The struggle for the remaining resources is, and has been, the cause for more and more conflicts around the globe but especially in the middle-east. Many of the countries that still hold oil reserves have dismissed all pretense of democracy and the ruling elites of these countries greedily rake in profits while they still can. (Saudi Arabia, Iran, Libya (past, future?), Russia, Sudan …)

It is obvious that the powers that be, those that thrived on the surpluses gained of the exploitation of virtually free energy, will not step down, distribute their wealth and live in modesty ever after. It is obvious that they feel they have a right to their capital gains and pursue this ostensible right by force. It is also obvious that they concentrate economic power, means of production, political power and armed forces in a way never seen before. The described results of peak oil will only escalate in the future.

Today the capitalists feel sure enough in their hubris to forgo any act of kindness towards the lower classes, because they can, as they are in control of the executive, and they must, because growth is no longer possible.

It is also a fact that we will not be able to sustain the leeches any longer. While it might be obvious for many it is not obvious for the leeches themselves. For their capital gains to grow further, the pressure they put on anybody working in a dependent employment will be increased. 

As long as there was enough surplus to sustain capital gains by the increase of fossil fuel production to fuel the production of more (and more excessive, wasteful and worthless, i.e. SUVs) goods of consumption, it was possible to appease the public majority in capitalistic societies with some adjustment to the distribution of the riches.

As growth comes to a halt and surpluses sink, they enforce the reduction of wages to compensate. This can be seen in all countries around the western world today as wages stagnated for twenty years while capital gains skyrocketed.

Of course the result is the increasing gap between rich and poor and the end of any vertical social mobility that might have existed, as it is intended to be by those who are responsible for this development. If there is no growth, the rich can only get richer by the poor getting poorer (and by denying the not so poor any chance for also getting rich).

Especially the young generation is virtually shut out of partaking in this collapsing culture. For an ever increasing percentage of young people, finding a paying job that provides for their livelihood, an affordable home or any other positive outlook into the future seems impossible. Many break down under the increasing demands of the society, while education, health care or any other kind of benefit, that society has doled out freely to past generations is now only granted to the rich and their offspring.

The things that are done today in the name of greed show that any restraining boundaries that might have existed have fallen. Evident examples are trading with the debts of “third world” countries by vulture funds, land grabbing and the speculation with food or the circulation of fake malaria drugs in africa (the list could go on forever with examples of destruction and death in the name of money). 

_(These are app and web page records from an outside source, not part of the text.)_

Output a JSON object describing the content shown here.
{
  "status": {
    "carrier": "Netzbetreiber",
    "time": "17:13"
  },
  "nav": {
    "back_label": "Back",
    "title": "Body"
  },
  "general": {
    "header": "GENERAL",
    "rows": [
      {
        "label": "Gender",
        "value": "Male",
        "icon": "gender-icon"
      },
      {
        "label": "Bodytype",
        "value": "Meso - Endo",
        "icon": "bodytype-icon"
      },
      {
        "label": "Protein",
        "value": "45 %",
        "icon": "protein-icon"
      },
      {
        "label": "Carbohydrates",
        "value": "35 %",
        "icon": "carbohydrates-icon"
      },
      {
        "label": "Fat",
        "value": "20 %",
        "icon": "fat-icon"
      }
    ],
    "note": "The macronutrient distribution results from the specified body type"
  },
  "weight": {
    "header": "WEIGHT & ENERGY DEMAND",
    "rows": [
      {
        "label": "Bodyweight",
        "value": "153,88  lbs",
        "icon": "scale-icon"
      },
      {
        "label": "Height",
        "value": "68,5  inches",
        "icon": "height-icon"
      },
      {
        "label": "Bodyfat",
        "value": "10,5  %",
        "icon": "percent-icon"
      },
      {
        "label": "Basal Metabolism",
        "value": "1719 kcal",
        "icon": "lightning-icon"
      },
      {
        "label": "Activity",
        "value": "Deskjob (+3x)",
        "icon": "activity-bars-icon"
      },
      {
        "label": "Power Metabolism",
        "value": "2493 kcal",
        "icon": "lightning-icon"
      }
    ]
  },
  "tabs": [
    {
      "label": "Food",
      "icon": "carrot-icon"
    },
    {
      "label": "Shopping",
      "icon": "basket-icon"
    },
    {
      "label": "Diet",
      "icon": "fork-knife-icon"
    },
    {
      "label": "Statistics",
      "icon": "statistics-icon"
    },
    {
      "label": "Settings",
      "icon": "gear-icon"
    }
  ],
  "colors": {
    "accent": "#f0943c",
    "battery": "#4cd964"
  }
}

Even if it is hard to believe, it will get even worse in the future. As the corruption of governments grows, the fraudulent nature of trading worsens and the boundaries between “legitimate business” and organized crime get thinner, we will see more and more atrocities, things we couldn’t even imagine humans being capable of to come to the surface.

The embarrassing puppet shows staged by the “world leaders” to bring about a change for the better in banking regulation, wildlife protection, fishing regulations, global warming etc. were nothing more than a further waste of time and money. All they did was bringing to our notice the ineptitude of governments to put any kind of a moral restraint on the greed and wastefulness of capitalism.